The union is pushing back. AFGE has filed a lawsuit against the Trump administration, alleging the stripping of union protections is illegal.
TSA employees said they did not believe the removal of union representation would affect travelers at PHL.
The airport has not seen an impact and cannot speculate on the future, said Christine Ottow, a spokesperson for PHL.
TSA contends that “the new determination will eliminate the undue influence of the American Federation of Government Employees (AFGE), streamline TSA operations, enhance efficiency and productivity, and ensure that TSOs can focus solely on their core mission of protecting the transportation system within the airport,” a TSA spokesperson said via email.
TSA employees can continue raising concerns or complaints, noted the spokesperson, adding that processes have not changed.
While she is no longer technically able to represent her members, Palmer says, she plans to continue assisting employees who come to her with issues.
“I’m committed to the fight,” she said.
A ‘real partnership’ no more?
Congress created the TSA in the aftermath of the Sept. 11, 2001, terror attacks in an effort to prevent similar attacks.
Today, travelers boarding flights must interact with TSA, which has roughly 47,000 security officers nationwide.
At PHL, the agency screened about 33,400 people on average each day as of last June. From January to early March this year, six firearms were confiscated at PHL’s TSA checkpoints. Last year, TSA employees prevented 40 firearms from going through security at the airport.
By taking away officers’ union representation, DHS wanted to remove “the constraints of collective bargaining,” TSA Senior Official Adam Stahl wrote in the March 7 email to staff, obtained by The Inquirer.
The change came at the direction of DHS Secretary Kristi Noem, Stahl wrote, saying “the decision aligns with the (Trump) administration’s vision of maximizing government productivity and efficiency and ensuring that our workforce can respond swiftly and effectively to evolving threats.”
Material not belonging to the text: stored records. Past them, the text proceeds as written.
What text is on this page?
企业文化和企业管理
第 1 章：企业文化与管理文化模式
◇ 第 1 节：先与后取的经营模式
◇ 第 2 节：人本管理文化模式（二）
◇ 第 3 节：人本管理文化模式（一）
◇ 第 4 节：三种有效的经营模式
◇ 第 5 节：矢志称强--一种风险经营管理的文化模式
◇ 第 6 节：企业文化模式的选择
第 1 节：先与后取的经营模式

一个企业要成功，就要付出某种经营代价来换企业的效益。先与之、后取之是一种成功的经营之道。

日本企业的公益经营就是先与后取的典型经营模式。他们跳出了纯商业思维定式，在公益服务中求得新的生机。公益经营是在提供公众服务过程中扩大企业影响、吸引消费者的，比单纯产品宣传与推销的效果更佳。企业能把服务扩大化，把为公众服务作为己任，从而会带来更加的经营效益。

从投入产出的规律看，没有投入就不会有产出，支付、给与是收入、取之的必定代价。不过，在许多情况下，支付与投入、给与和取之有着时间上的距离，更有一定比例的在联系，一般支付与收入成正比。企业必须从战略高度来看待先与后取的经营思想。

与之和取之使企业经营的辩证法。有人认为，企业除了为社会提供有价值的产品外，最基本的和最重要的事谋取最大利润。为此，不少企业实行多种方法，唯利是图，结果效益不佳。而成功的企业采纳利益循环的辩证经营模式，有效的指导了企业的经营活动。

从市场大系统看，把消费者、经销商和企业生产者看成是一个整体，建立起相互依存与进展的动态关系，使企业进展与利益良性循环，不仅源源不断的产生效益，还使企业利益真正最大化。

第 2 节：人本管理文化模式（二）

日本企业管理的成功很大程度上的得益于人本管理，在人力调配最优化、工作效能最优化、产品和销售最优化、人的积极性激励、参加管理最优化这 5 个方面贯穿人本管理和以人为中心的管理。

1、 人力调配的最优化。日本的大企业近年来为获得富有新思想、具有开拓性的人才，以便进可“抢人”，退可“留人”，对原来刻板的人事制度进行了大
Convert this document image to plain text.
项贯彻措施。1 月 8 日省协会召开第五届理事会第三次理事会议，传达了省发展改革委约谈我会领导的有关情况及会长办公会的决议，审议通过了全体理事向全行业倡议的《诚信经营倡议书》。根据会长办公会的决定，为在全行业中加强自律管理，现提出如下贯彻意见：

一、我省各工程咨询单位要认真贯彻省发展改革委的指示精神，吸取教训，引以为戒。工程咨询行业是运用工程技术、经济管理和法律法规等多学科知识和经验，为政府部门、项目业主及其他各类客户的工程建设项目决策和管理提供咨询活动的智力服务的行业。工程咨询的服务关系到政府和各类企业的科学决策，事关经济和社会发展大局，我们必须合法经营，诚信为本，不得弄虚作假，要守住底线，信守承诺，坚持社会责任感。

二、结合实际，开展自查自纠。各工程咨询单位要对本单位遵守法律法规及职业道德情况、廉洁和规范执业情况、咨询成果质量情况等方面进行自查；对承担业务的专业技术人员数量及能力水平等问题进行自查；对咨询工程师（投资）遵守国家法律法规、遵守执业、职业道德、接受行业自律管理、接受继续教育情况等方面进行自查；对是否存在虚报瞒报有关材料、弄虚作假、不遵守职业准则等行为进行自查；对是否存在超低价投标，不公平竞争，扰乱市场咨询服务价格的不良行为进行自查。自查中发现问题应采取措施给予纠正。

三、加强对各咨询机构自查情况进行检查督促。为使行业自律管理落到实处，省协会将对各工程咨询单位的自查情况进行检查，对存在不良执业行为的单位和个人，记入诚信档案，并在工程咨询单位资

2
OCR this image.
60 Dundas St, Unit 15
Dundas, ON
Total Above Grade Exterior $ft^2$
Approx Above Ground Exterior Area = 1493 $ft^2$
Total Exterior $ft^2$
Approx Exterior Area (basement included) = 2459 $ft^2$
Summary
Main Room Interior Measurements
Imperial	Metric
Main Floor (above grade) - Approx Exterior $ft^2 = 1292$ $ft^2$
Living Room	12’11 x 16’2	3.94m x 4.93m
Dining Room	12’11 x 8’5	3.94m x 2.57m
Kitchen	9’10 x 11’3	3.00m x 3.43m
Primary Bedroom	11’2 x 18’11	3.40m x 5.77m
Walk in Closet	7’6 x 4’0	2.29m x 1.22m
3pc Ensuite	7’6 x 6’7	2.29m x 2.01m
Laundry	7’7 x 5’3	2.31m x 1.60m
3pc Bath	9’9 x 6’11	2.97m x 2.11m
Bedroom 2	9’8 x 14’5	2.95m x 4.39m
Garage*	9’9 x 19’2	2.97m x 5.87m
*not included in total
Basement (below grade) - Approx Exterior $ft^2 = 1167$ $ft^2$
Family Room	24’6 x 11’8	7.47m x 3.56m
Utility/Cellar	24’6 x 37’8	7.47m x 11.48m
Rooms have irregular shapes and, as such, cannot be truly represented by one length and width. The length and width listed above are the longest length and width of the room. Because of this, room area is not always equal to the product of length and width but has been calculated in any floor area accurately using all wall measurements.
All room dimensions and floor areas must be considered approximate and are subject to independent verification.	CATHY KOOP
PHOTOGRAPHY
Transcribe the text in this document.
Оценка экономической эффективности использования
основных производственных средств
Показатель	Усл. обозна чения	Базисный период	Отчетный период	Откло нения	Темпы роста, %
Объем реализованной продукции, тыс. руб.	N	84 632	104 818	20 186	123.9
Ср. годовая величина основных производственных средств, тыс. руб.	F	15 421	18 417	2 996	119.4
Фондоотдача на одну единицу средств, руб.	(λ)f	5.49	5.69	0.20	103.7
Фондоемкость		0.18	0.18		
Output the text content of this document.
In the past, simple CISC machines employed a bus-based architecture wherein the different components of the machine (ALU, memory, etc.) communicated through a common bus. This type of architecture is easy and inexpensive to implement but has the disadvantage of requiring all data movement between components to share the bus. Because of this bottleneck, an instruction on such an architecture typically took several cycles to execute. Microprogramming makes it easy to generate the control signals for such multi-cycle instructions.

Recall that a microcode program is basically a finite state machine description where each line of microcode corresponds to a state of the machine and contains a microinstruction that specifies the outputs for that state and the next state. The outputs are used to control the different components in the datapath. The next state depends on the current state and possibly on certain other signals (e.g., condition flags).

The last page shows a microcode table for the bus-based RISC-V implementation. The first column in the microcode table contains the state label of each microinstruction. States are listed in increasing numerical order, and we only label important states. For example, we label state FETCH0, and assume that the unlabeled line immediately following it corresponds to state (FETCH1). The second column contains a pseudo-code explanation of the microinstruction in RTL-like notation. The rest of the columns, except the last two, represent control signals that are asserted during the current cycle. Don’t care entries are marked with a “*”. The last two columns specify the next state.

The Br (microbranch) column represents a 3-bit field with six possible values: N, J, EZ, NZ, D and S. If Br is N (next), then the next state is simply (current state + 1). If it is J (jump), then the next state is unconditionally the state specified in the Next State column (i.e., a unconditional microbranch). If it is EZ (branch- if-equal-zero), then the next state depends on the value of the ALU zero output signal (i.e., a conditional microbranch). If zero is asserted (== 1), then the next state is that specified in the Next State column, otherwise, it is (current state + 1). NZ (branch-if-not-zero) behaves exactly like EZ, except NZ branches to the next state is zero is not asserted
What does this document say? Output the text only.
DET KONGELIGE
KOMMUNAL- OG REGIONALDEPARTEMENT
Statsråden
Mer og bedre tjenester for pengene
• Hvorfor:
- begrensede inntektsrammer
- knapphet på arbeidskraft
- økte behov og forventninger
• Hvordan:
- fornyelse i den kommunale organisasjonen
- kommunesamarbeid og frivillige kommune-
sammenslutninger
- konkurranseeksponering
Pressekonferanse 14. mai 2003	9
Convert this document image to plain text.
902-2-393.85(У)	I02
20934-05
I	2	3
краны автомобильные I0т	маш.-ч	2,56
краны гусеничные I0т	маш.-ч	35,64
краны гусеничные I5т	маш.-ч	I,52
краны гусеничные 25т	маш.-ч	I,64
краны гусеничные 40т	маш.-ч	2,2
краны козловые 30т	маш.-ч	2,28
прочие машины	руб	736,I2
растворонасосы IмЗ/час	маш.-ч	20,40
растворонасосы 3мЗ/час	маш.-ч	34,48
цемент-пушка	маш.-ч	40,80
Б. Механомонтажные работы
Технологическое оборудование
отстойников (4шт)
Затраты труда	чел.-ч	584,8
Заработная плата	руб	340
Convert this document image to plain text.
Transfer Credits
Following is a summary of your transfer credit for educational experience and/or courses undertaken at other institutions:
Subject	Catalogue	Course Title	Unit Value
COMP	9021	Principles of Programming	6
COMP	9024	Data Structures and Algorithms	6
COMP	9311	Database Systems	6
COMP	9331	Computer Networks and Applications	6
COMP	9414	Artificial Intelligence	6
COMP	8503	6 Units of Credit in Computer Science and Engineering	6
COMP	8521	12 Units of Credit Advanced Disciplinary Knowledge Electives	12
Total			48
The verdict was also made with “ensuring employee inclusivity and restoring meritocracy to the workforce” in mind, Stahl wrote.
It remained unclear whether this move was connected to the Department of Government Efficiency, led by Elon Musk, President Donald Trump’s billionaire adviser, and tasked with streamlining government and cutting spending
DHS’s decision is ironic to Palmer, who has worked at PHL for almost 23 years and also represents Wilmington Airport. She said she just recently received a “partnership award” from TSA for her collaboration with management.
“I thought this was a real partnership, but just again, clearly, no sooner than the button was pushed to send an email, everything was done,” Palmer said.
‘Walking on eggshells’
Devone Calloway, 39, had been working full-time for the union for the last year, but since the contract was quashed, he and other union leaders have been transitioning back to nonunion work.
As a lead transportation security officer for TSA at PHL, Calloway ensures lanes are running smoothly and watches over pat-downs at the security checkpoint.
He said he was shocked to learn TSA employees were losing union representation when other federal workers were not. It now feels like colleagues are “walking on eggshells” because they don’t know what’s coming next, he said.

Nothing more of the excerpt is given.